Maibowle 2023 – Sommerhäuser und Wassermomente

Wo ist nur dieser Mai so schnell hingekommen? Ehe man sich versieht – schon wieder ein Monat wie im Flug vergangen. Und was für einer – für mich ein wirklicher Wonnemonat mit wunderbaren Eindrücken, erfrischenden Inspirationen, stimmungsvollen Momenten am Wasser, feinen Büchern, frischem Wind und sonnigem Gemüt.

Apropos Sonne – eine grandiose Ausstellung gibt es aktuell (noch bis zum 11. Juni 23 im Potsdamer Museum Barberini zu sehen: „Sonne – Die Quelle des Lichts in der Kunst“ (25.02.23 – 11.06.23). Die Darstellung der Sonne in Kunstwerken von der Antike bis in die Gegenwart – Licht, Wärme, viele Facetten – wirklich sehr sehenswert und eindrucksvoll u.a. mit Werken von Monet, Munch, Caspar David Friedrich, William Turner, Rubens und vielen mehr.

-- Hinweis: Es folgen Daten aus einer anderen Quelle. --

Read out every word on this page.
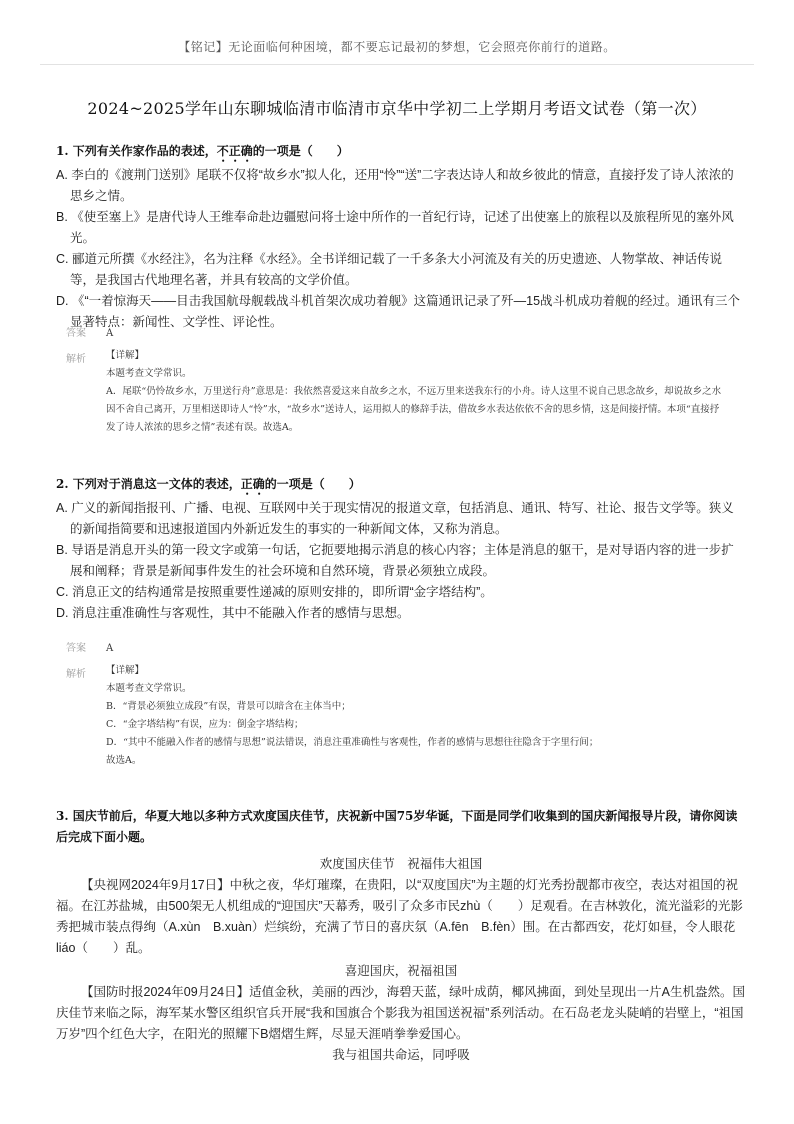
【铭记】无论面临何种困境，都不要忘记最初的梦想，它会照亮你前行的道路。
2024~2025学年山东聊城临清市临清市京华中学初二上学期月考语文试卷（第一次）
1. 下列有关作家作品的表述，不正确的一项是（　　）
A. 李白的《渡荆门送别》尾联不仅将“故乡水”拟人化，还用“怜”“送”二字表达诗人和故乡彼此的情意，直接抒发了诗人浓浓的思乡之情。
B. 《使至塞上》是唐代诗人王维奉命赴边疆慰问将士途中所作的一首纪行诗，记述了出使塞上的旅程以及旅程所见的塞外风光。
C. 郦道元所撰《水经注》，名为注释《水经》。全书详细记载了一千多条大小河流及有关的历史遗迹、人物掌故、神话传说等，是我国古代地理名著，并具有较高的文学价值。
D. 《“一着惊海天——目击我国航母舰载战斗机首架次成功着舰》这篇通讯记录了歼—15战斗机成功着舰的经过。通讯有三个显著特点：新闻性、文学性、评论性。
答案 A
解析	【详解】
本题考查文学常识。
A．尾联“仍怜故乡水，万里送行舟”意思是：我依然喜爱这来自故乡之水，不远万里来送我东行的小舟。诗人这里不说自己思念故乡，却说故乡之水因不舍自己离开，万里相送即诗人“怜”水，“故乡水”送诗人，运用拟人的修辞手法，借故乡水表达依依不舍的思乡情，这是间接抒情。本项“直接抒发了诗人浓浓的思乡之情”表述有误。故选A。
2. 下列对于消息这一文体的表述，正确的一项是（　　）
A. 广义的新闻指报刊、广播、电视、互联网中关于现实情况的报道文章，包括消息、通讯、特写、社论、报告文学等。狭义的新闻指简要和迅速报道国内外新近发生的事实的一种新闻文体，又称为消息。
B. 导语是消息开头的第一段文字或第一句话，它扼要地揭示消息的核心内容；主体是消息的躯干，是对导语内容的进一步扩展和阐释；背景是新闻事件发生的社会环境和自然环境，背景必须独立成段。
C. 消息正文的结构通常是按照重要性递减的原则安排的，即所谓“金字塔结构”。
D. 消息注重准确性与客观性，其中不能融入作者的感情与思想。
答案 A
解析	【详解】
本题考查文学常识。
B．“背景必须独立成段”有误，背景可以暗含在主体当中；
C．“金字塔结构”有误，应为：倒金字塔结构；
D．“其中不能融入作者的感情与思想”说法错误，消息注重准确性与客观性，作者的感情与思想往往隐含于字里行间；
故选A。
3. 国庆节前后，华夏大地以多种方式欢度国庆佳节，庆祝新中国75岁华诞，下面是同学们收集到的国庆新闻报导片段，请你阅读后完成下面小题。
欢度国庆佳节　祝福伟大祖国
【央视网2024年9月17日】中秋之夜，华灯璀璨，在贵阳，以“双度国庆”为主题的灯光秀扮靓都市夜空，表达对祖国的祝福。在江苏盐城，由500架无人机组成的“迎国庆”天幕秀，吸引了众多市民zhù（　　）足观看。在吉林敦化，流光溢彩的光影秀把城市装点得绚（A.xùn　B.xuàn）烂缤纷，充满了节日的喜庆氛（A.fēn　B.fèn）围。在古都西安，花灯如昼，令人眼花liáo（　　）乱。
喜迎国庆，祝福祖国
【国防时报2024年09月24日】适值金秋，美丽的西沙，海碧天蓝，绿叶成荫，椰风拂面，到处呈现出一片A生机盎然。国庆佳节来临之际，海军某水警区组织官兵开展“我和国旗合个影我为祖国送祝福”系列活动。在石岛老龙头陡峭的岩壁上，“祖国万岁”四个红色大字，在阳光的照耀下B熠熠生辉，尽显天涯哨拳拳爱国心。
我与祖国共命运，同呼吸
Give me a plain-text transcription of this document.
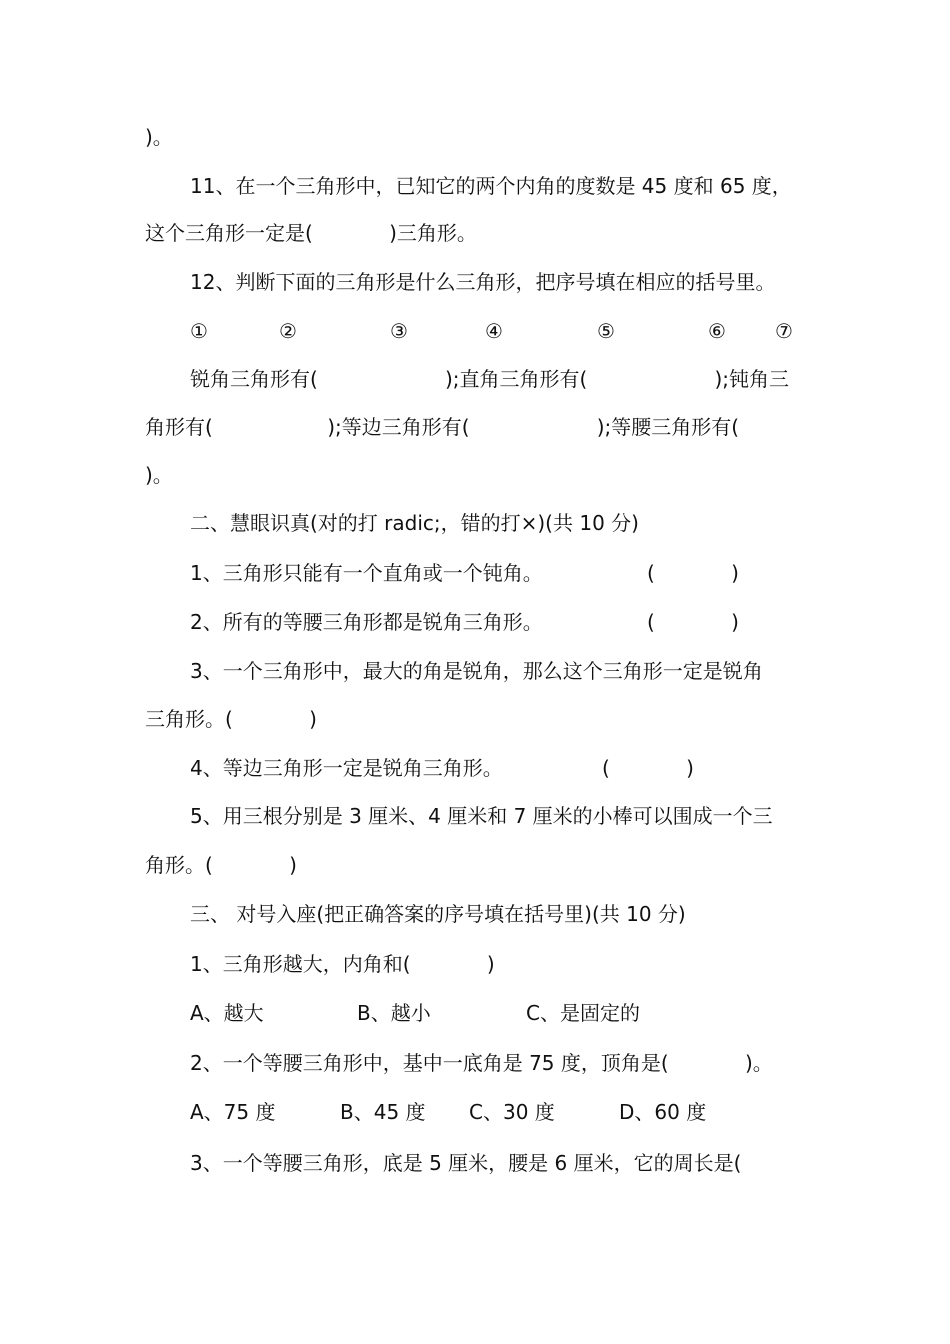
)。
11、在一个三角形中，已知它的两个内角的度数是 45 度和 65 度，
这个三角形一定是(            )三角形。
12、判断下面的三角形是什么三角形，把序号填在相应的括号里。
①	②	③	④	⑤	⑥ ⑦
锐角三角形有(                    );直角三角形有(                    );钝角三
角形有(                  );等边三角形有(                    );等腰三角形有(
)。
二、慧眼识真(对的打 radic;，错的打×)(共 10 分)
1、三角形只能有一个直角或一个钝角。	(            )
2、所有的等腰三角形都是锐角三角形。	(            )
3、一个三角形中，最大的角是锐角，那么这个三角形一定是锐角
三角形。(            )
4、等边三角形一定是锐角三角形。	(            )
5、用三根分别是 3 厘米、4 厘米和 7 厘米的小棒可以围成一个三
角形。(            )
三、 对号入座(把正确答案的序号填在括号里)(共 10 分)
1、三角形越大，内角和(            )
A、越大	B、越小	C、是固定的
2、一个等腰三角形中，基中一底角是 75 度，顶角是(            )。
A、75 度	B、45 度 C、30 度	D、60 度
3、一个等腰三角形，底是 5 厘米，腰是 6 厘米，它的周长是(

Vollkommen anders, aber ebenfalls faszinierend ist die aktuelle Sonderausstellung „Meeting Liebermann – Fotoporträts aus der Sammlung Ullstein“ (25.03.23 – 03.07.23) im Obergeschoss der Liebermann Villa am Wannsee. Gezeigt werden großformatige Schwarz-Weiß-Fotografien von Max Liebermann und seiner Familie, die starke Ausdruckskraft besitzen.

Die Gegend um Potsdam und Berlin ist reich an Sommerresidenzen jeglicher Couleur und voller Geschichte: die Liebermann Villa am Wannsee, Schloss Caputh und das Einstein-Haus, das Alexanderhaus in Groß Glienicke, die Pfaueninsel…
Sehnsuchtsorte am Wasser, die diesen Monat unter anderem auch meine Fotoimpressionen prägen.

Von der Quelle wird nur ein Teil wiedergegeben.